Problem is, no one *ever* took interest in training Doug.

(Reply to this) (Parent) (Thread)


[info]icon_uk
2009-05-03 10:47 am UTC (link)
Oh, I don't know, Kitty's power was a lot more than standing still, and Logan understaood that selective intangibility could an astonishingly useful boost to hand to hand combat, since it always gave her the element of surprise when attacking and as a defence, not being physically solid is a tough one to beat! :)

And in Doug's case I'd say it was likely that he didn't train particularly hard in combat skills because it wasn't an area he was madly keen on being experienced in. His powers (until the body language bit was first mentioned, less than six months before his death) didn't lend themselves to combat the way that, say, Dani's did, so perhaps it was as well that Doug didn't get TOO confident in his fighting skills.

(Reply to this) (Parent)

I'm curious.
[info]nefrekeptah
2009-05-05 03:17 am UTC (link)
When and where does the Seanbaby quote come from? Because I've looked on his webpage, and can't find it.

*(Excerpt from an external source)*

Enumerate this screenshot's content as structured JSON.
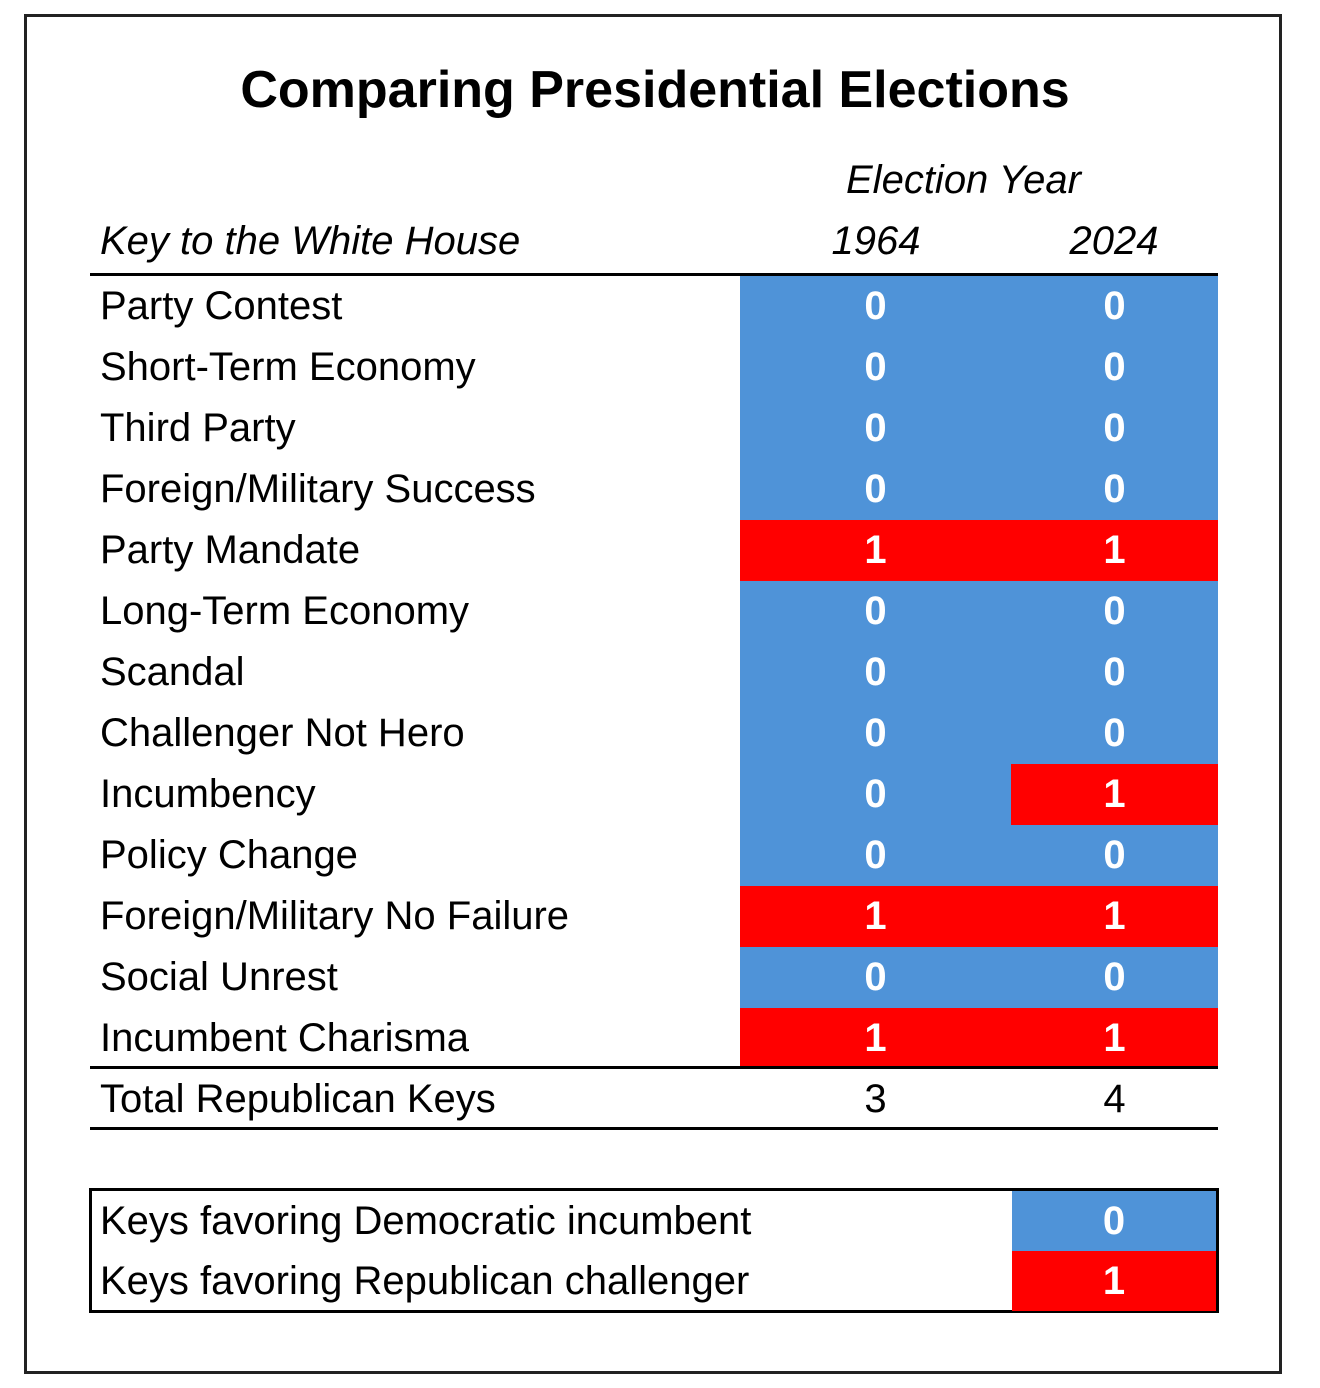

(Reply to this) (Parent) (Thread)

Re: I'm curious.
[info]kitty_tc_69
2009-05-05 01:30 pm UTC (link)
It's from the Superfriends page, in reference to Gorilla Grodd (hence the paraphrasing). The full quote is as follows:

"I don't understand how Grodd ever tried to take us over with his power of talking. You can talk all you want to the army. They still have guns, and they still work on monkeys. If your face isn't bulletproof, that means it's going to explode when the National Guard shoots it no matter what you say to the bullet."

It seemed an appropriate turn of phrase. :)

(Reply to this) (Parent)


[info]mrasaki.livejournal.com
2009-05-03 03:43 am UTC (link)
...Didn't Doug Ramsey kinda sorta come back later in Phalanx Covenant? Of course, he wasn't particularly long-lived even then.

(Reply to this) (Thread)


[info]proteus_lives
2009-05-03 04:07 am UTC (link)
That was Douglock. Basically Warlock using bits and pieces of Doug's appearance. He had all of Doug's memories but soon reverted back to his core personality.

(Reply to this) (Parent)


[info]icon_uk
2009-05-03 04:46 am UTC (link)
Not sure what you mean by "long-lived" there, Douglock II (to distinguish him from the Douglock who was a reversible fusion of Doug and Warlock back in their New Mutant days) appeared for the first time in the Phalanx Covenant, and then went on to be a member of Excalibur for several years, and then as Warlock had his own (admittedly short lived) spinoff series as part of the M-Tech line.

(Reply to this) (Parent)


[info]icon_uk
2009-05-03 04:59 am UTC (link)
Doug was, and remains, my favourite superhero* but Doug epitomised the hero part of Super-hero to me).

I even went so far as to post the first couple in a series of "Why Doug Ramsey was Awesome" posts on the old S_D, which I might resurrect to prove my point! :)

In short though, I've said it before and I'll say it again; He was a hero not BECAUSE of his powers, but in SPITE of his powers.

* I may lust after other superheros more, but Doug was the one I'd want to wait until he was old enough, then ask out on a date, or just knock back a few soft drinks with.

(Reply to this)


[info]brandiweed.livejournal.com
2009-05-03 06:44 am UTC (link)
I'll concede that Bret Blevins' art looks better in the wake of what was to come in the 90s but I still *hate* those stupid pouty lips he gives all the girls.

(Reply to this)


[info]meatwhichdreams
2009-05-03 11:21 pm UTC (link)
...I rather like the art. It has a lot of scratchy personality, and lips not-withstanding all the characters look like proper teenagers and I can tell them all apart! I think the body distortions aren't too distracting as they go along with the general theme of Goddammit-Going-Through-Mutant-Puberty-Is-Seriously-Messed-Up-And-Confusing-and-WOW-Lookit-That-Weird-Thing-Over-There!

It's all very DARE I SAY scrappy. And scrappy ain't so bad.

(Reply to this)

You know what this makes me want?
[info]nefrekeptah
2009-05-04 03:21 am UTC (link)
It makes me want a Runaways/ New Mutants crossover.

Or better yet, the Runners go back in time and meet the New Mutants back when they were still kids.